Extend light rail down Capitol Avenue to Eastridge? With a new tax, construction could be completed in five or six years. Without a new tax, never mind.
Run trolleys down Capitol Expressway to Highway 101, and along Winchester Boulevard to Vasona Park? Even with a new tax, it could be three decades before money would be freed up for that.
The worries extend up the Peninsula. A plan to run commuter trains across the old Dumbarton railroad bridge could be pushed back to 2023 instead of 2011. Electrify Caltrain? Who knows when.

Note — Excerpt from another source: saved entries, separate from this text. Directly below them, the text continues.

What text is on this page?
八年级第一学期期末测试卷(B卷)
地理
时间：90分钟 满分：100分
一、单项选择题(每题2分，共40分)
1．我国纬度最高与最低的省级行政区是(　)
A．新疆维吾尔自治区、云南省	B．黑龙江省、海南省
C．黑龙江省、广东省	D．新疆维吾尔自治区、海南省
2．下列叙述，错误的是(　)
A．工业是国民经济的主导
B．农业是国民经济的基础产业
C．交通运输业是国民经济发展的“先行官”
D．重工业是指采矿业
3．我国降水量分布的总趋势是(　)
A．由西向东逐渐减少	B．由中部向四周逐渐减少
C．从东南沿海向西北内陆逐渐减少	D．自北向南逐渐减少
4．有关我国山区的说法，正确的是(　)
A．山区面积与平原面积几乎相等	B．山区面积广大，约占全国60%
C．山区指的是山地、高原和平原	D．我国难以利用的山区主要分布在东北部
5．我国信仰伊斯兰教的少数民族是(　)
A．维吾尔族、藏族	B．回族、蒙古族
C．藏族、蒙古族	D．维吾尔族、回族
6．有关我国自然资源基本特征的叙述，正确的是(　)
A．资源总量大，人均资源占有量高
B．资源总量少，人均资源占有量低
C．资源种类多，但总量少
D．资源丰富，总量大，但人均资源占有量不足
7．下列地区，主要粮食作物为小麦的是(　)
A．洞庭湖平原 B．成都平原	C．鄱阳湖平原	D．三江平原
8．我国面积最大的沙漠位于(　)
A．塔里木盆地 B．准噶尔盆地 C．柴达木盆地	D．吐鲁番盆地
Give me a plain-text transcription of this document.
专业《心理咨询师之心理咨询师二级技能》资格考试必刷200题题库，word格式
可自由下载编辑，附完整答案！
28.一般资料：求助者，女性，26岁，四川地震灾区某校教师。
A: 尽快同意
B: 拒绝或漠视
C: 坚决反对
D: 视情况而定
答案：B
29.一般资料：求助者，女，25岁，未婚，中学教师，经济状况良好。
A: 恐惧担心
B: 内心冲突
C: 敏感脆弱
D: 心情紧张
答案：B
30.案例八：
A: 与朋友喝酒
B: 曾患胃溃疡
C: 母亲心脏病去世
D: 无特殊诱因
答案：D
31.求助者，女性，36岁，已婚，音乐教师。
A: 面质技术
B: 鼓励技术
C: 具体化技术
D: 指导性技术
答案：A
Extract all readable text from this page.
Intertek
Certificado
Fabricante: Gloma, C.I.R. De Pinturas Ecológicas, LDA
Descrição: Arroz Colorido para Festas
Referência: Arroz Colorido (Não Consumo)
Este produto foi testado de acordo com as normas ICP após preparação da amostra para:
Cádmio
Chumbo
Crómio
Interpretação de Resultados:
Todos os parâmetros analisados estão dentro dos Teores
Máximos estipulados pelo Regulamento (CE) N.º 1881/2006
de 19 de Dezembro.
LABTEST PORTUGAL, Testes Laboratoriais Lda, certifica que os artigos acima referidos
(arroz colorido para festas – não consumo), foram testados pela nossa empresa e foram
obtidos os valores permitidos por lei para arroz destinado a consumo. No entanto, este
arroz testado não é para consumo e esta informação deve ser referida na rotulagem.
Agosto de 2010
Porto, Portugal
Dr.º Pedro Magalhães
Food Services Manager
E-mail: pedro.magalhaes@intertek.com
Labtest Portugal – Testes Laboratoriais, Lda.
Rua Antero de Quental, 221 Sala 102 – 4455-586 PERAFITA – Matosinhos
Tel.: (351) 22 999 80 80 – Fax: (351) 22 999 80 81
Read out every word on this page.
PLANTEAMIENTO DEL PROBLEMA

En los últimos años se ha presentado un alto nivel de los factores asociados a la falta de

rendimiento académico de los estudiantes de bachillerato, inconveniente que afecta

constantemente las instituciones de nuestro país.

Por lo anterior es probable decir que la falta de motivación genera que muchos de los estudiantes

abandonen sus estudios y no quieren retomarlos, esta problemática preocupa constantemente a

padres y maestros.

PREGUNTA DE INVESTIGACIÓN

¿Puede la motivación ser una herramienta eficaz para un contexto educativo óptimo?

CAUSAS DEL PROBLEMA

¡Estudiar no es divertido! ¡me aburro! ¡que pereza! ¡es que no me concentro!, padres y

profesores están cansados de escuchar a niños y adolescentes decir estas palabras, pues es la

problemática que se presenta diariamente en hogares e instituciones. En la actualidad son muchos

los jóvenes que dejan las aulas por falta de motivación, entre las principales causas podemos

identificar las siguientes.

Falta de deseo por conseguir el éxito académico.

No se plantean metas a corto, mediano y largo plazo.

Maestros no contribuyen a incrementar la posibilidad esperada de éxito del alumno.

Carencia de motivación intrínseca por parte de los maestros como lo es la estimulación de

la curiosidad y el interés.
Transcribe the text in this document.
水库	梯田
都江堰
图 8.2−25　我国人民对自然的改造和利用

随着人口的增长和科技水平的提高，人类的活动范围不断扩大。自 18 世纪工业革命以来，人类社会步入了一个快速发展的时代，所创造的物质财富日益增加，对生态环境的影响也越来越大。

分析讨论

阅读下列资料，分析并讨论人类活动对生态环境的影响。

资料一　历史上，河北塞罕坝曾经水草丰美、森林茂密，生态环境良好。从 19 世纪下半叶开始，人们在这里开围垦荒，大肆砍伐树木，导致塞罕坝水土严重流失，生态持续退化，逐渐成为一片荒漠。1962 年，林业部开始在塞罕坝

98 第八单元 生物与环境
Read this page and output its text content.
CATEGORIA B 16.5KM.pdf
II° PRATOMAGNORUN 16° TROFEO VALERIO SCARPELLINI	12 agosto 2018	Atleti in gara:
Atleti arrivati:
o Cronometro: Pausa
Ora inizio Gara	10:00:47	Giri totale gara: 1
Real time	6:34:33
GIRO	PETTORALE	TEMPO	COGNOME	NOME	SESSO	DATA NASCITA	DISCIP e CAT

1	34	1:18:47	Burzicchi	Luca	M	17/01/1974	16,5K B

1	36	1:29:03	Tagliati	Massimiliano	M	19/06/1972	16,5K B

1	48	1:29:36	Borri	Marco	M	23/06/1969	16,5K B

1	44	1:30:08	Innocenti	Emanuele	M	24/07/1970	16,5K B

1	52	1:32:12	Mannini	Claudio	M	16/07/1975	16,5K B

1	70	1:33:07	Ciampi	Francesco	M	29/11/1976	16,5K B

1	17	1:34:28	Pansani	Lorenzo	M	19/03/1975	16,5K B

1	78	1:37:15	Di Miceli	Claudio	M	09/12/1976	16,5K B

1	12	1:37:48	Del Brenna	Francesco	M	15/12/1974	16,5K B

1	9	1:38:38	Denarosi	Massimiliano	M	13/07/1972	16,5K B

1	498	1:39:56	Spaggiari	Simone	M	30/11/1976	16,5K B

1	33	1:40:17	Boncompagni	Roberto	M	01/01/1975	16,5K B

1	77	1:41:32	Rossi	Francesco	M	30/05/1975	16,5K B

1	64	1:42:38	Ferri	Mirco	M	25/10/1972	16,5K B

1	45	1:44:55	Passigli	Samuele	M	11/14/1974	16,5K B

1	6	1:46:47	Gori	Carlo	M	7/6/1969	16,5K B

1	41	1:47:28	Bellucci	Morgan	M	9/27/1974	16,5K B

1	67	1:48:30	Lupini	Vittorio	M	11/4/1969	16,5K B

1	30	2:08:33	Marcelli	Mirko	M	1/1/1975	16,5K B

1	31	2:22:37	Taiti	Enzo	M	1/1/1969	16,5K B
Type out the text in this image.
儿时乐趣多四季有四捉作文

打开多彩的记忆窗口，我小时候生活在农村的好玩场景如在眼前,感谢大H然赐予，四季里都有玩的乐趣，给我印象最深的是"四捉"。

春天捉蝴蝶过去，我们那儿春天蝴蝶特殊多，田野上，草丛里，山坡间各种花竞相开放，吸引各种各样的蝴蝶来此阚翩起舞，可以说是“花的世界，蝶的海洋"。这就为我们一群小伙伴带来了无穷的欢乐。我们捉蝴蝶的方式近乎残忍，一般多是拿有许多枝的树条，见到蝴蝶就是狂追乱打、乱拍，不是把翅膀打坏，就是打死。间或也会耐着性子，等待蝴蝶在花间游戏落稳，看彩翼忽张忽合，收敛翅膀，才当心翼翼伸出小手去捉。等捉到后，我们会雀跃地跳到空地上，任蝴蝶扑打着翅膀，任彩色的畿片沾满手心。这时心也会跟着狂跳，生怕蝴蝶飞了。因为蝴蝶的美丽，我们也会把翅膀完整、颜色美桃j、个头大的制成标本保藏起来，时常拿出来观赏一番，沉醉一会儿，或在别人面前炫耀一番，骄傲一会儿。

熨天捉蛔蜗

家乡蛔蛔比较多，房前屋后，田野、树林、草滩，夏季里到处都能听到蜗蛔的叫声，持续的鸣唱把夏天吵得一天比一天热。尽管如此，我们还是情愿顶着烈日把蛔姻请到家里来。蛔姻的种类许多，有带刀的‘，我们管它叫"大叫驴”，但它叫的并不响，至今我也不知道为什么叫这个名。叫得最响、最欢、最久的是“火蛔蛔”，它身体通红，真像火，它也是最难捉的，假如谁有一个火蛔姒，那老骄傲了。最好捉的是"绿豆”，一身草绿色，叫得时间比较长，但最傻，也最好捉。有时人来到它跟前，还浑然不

VTA's focus in discussing these matters with the public is light rail and BART. Both are very visible even when no trains are on the track; it is easy for anyone casually observing to see that, yes, there is a transit system serving this area. What they push to the side in their discussions is bus service. It takes a little more effort for casual observers to notice when an area is served by buses, because there is no track dedicated to buses and few large stations dedicated to them. Mostly, there are inconspicuous bus stops consisting of a sign, a bench which is sometimes inside a shelter, and a (badly placed) trash can.
They speak as if without light rail or BART that there is no service. Unfortunately, what happens is quite different. Light rail lines are planned decades in advance of construction, when traffic follows paths from congested residential areas to busy industrial and business areas. Over time, what was an undeveloped area fills up with housing or commercial buildings, changing traffic patterns in the process. What looked good on paper in the planning process ends up being a static, monolithic system that cannot adapt to the changes.
Bus service, on the other hand, is easily adapted to such changes. How many times have established routes been redesigned or even temporarily rerouted? The 25 and 85 through Valley Medical Center is a perfect example. They have both been rerouted through there so many times, for different reasons, that it is difficult to tell when a particular route is temporary or "permanent". Or how about the 180? There are standard reroutes just for traffic conjestion.
This is accomplished by simply moving bus stop signs or placing temporary signs where necessary. But in the minds of VTA board members this kind of flexible service does not count. Unless there is a multi-million dollar rail line cutting through their particular area that carries multi-million dollar trains, there is no service as far as they are concerned.
And that is the only thing that matters to them--the money. If Campbell gets its own rail line, then, by God, east San Jose is going to have one, too. It's an ego thing. "Hey, look at my neighborhood. It has light rail. It's big. It's important!" Perhaps. But it is also grossly overpriced for the level of service delivered.
Without federal funds for the BART extension, VTA will have a hard time producing high-visibility evidence that they are fulfilling their mission. Unless they can bamboozle the public again in 2006, and convince the federal government that their newly revised BART ridership projections are more accurate than their original one was, they will be forced to concede that high-cost, inflexible rail lines do not serve the public as well as comparatively low-cost bus service can in a growing area.
But for now, at least, they continue pretending that BART and light rail are the only meaningful answers.